I’m waffling about whether or not I’ll see this movie, which is actually based on a novel by a different author but of the same battle. I didn’t read Gates of Fire. Bill read it and shared it with me. The one scene that sticks with me is when the head honco talks with one of the women. The Spartans all know that nobody will return from this mission. The chosen 300 will fight to the death against the advancing hoard. All they’re doing is buying time so the rest of Greece can better prepare its defenses. The Spartans take care to not leave any woman or child without a patriarch: if her husband goes, she’ll have an adult son remain and vice versa. Except for one woman who will lose both. Mr. Head Honcho tells her he knows this will be hard for her, but he also knows she’s a really strong woman and can handle it. And then he says that since her grief will be the greatest, he expects her to set the tone for how all the women should handle this tragedy. In other words, Mrs. Smith can’t justify hysteria if the woman with the greatest loss is putting on a good face. Lovely, eh?
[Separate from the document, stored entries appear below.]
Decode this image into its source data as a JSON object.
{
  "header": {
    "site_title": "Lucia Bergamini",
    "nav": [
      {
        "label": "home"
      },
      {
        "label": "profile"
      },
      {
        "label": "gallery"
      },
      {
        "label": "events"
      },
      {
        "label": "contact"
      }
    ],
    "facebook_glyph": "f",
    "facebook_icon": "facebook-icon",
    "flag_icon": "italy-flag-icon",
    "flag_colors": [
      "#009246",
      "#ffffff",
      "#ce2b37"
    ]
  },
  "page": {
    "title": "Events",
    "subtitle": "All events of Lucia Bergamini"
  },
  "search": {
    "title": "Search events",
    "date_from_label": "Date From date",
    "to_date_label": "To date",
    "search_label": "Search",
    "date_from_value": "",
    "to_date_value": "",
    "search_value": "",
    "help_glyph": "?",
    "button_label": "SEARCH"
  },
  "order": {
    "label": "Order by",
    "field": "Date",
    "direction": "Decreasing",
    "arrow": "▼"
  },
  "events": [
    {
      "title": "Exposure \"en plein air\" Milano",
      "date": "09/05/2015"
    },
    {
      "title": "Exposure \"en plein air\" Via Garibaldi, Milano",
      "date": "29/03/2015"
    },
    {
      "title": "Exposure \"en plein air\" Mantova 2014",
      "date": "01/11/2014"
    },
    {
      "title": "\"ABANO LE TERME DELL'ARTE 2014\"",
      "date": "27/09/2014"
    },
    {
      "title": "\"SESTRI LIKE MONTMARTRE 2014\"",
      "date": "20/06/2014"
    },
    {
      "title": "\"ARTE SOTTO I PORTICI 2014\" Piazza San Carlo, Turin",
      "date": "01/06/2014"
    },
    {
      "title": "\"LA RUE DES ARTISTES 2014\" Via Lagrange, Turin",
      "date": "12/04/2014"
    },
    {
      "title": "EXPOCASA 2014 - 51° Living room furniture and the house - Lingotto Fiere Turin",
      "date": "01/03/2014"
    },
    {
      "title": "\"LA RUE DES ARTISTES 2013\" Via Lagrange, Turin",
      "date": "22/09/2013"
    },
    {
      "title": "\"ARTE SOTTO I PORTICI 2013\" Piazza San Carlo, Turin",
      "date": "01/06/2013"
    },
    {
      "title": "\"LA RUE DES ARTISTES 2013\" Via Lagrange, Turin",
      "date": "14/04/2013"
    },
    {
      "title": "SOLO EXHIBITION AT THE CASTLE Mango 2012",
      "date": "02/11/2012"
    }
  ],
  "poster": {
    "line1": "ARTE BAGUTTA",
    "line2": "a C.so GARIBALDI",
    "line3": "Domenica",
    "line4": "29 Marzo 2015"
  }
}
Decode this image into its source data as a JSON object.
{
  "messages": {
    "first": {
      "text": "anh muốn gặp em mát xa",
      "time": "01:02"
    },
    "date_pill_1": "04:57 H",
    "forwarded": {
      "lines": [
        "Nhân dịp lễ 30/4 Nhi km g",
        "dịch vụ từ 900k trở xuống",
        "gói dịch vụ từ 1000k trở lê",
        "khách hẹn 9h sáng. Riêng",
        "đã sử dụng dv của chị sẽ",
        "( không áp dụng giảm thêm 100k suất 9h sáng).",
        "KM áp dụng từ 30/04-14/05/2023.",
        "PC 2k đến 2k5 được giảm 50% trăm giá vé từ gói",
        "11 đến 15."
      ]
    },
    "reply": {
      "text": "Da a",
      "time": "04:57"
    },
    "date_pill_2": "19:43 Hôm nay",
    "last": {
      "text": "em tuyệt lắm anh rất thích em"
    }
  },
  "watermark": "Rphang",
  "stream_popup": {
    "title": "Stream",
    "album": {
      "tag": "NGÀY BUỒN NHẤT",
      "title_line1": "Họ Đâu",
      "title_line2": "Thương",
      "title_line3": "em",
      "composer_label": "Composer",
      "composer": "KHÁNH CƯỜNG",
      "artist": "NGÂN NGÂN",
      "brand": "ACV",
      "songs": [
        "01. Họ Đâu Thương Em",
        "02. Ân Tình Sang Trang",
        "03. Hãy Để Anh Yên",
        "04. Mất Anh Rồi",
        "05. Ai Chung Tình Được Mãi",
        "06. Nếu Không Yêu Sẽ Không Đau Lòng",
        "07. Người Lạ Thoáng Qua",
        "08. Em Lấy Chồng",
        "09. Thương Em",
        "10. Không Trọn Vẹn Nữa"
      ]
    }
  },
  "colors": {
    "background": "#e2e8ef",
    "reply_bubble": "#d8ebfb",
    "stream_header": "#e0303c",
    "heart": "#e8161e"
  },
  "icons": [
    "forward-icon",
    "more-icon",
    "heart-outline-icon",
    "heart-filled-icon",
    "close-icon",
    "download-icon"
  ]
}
And Bill told me this scenario as a sort of pep talk for me, telling me that he sees me as that strong women, yada, yada, yada. I really don’t want to be a strong woman. I want to be a taken care of woman, know what I mean?

Anyway, since the movie is based on a different novel it is likely that scene will not be in the movie, but war movies are not really what I enjoy watching. I thought it was pretty normal for women to not be interested in watching war movies, but I know two women who loved Master and Commander.

Master and Commander, to me, was like Band of Brothers meets Moby Dick. All the horrors of war, but on the sea and with a captain obsessed with capturing his nemesis. At least the nemesis was another ship commander, and not a whale. Bill had already seen it once and said that I might enjoy the story line. I did find the relationship between the doctor and the commander of the ship to be interesting. However, those scenes were few and far between the other scenes which include a 12 year old having his arm amputated, a suicide, and a bad storm wherein a soldier is cut away from the ship to name just a few of the times that inspired me to query: And why did you think I would like this movie?

I have subjected him to a few chick flicks lately, so perhaps he stands a good chance of wrangling me into the theatres to see this one. I just hope he doesn’t consider it foreplay.